Las ! Le maréchal Haftar, l’homme fort de l’Est aspirant à la conquête de l’ensemble de la Libye, déclenche, le 4 avril, un assaut militaire sur Tripoli, alors même que, humiliation suprême infligée aux Nations unies, son secrétaire général, Antonio Guterres, est en visite sur place. Pourtant, le défi lancé par le maréchal dissident, qui n’a jamais reconnu la légitimité du « gouvernement d’accord national » (GAN) de Tripoli – pourtant reconnu par la communauté internationale –, se heurtera à une très molle désapprobation sur la scène diplomatique.

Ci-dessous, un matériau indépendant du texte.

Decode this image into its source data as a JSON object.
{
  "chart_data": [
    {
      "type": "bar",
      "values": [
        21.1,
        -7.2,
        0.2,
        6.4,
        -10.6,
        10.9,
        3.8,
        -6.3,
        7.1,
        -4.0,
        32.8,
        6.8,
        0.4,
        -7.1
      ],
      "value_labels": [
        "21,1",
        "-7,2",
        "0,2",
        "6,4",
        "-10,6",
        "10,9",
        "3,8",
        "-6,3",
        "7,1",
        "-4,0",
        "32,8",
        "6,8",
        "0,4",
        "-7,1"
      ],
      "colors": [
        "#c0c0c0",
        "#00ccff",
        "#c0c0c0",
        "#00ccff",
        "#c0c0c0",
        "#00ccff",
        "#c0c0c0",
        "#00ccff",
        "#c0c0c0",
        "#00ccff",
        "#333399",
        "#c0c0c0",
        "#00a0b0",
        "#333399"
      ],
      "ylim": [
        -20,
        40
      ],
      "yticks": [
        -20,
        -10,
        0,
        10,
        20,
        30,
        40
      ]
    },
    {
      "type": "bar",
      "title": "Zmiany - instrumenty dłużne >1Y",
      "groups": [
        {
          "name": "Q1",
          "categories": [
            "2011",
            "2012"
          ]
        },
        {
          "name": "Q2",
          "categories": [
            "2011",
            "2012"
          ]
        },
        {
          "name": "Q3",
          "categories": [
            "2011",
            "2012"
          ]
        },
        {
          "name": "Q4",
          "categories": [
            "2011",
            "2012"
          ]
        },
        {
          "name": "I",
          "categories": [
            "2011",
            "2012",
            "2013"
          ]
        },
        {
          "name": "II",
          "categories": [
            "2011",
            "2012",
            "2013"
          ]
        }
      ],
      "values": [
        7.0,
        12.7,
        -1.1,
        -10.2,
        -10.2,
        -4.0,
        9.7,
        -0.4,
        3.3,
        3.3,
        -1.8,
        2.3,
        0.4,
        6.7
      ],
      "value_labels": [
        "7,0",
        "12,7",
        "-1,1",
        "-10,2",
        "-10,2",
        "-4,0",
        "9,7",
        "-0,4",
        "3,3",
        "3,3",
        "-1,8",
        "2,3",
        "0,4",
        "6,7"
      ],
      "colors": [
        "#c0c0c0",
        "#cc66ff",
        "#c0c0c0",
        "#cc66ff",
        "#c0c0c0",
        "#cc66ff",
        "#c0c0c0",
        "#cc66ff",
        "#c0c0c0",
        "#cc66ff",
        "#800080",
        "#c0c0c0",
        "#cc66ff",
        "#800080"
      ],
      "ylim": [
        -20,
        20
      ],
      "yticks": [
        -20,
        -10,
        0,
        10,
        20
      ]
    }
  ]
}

Impuissant et dépité, M. Salamé assiste au sabotage de son œuvre – « la conférence nationale » forcément annulée – et à l’escalade des ingérences étrangères sur un théâtre libyen transformé en seconde Syrie. Fin décembre, M. Salamé fait part au Monde de son désappointement face aux violations massives de l’embargo sur les livraisons d’armes : « Si les Etats n’arrivent pas à faire appliquer leurs propres résolutions, c’est grave. Mais si les Etats qui ont voté ces résolutions participent eux-mêmes à la violation de ces résolutions, c’est encore plus grave. Nous sommes face à une situation extrêmement dangereuse où la crédibilité de l’ONU est mise en jeu. »
Acteurs sans scrupule
Le 19 janvier, le sommet de Berlin sur la Libye illustrera jusqu’à la caricature la duplicité de nombre d’Etats qui délocalisent leurs guerres autour de Tripoli après avoir prêché la paix : la Turquie en faveur du GAN de Sarraj et les Russes, Emiratis et Egyptiens en soutien au maréchal Haftar. Le 30 janvier, M. Salamé exprime ouvertement sa « colère profonde » face aux « acteurs sans scrupule » qui, à l’intérieur comme hors de Libye, font preuve de « cynisme » en armant les belligérants tout en sacrifiant aux vœux « pieux » sur la désescalade.
« Il y a certainement eu une forte désillusion par rapport au manque de respect de la parole donnée à Berlin, à propos de l’embargo sur les armes et d’un appel actif pour le cessez-le-feu, souligne un diplomate européen au siège de l’ONU à New York. Vendredi 28 février encore, un avion plein d’armes a atterri à Benghazi [base de Haftar] et il provenait d’un pays qui participait à la conférence de Berlin. » En privé, M. Salamé ne cachait pas non plus sa tristesse vis-à-vis de Paris, dont la bienveillance diplomatique à l’égard de Haftar – auquel est toujours trouvé maintes circonstances atténuantes – n’a pas non plus facilité son travail.
Manque de soutien
« Ai-je reçu le type de soutien requis ? » interrogeait-il lui-même lors de sa dernière conférence de presse le 28 février, à Genève. « Ma réponse est : non », répondait-il. Et ce déficit de « soutien » venait aussi de l’ONU elle-même. A New York, il était un secret de Polichinelle que Guterres battait froid à M. Salamé. Lors du sommet de Berlin, M. Guterres a cherché à marginaliser M. Salamé lors du dîner des chefs de délégation, selon une scène rapportée par un témoin. Un des dossiers qui semblaient opposer les deux hommes était le rôle revendiqué par l’Union africaine (UA) dans la médiation libyenne. M. Guterres, désireux de soigner ses amitiés africaines, voulait voir l’UA s’imposer davantage, tandis que M. Salamé optait pour davantage de prudence. Cela faisait un peu trop d’embûches pour lui. Son retrait est un signal supplémentaire, s’il en était besoin, de la crise d’un système multilatéral en lambeaux.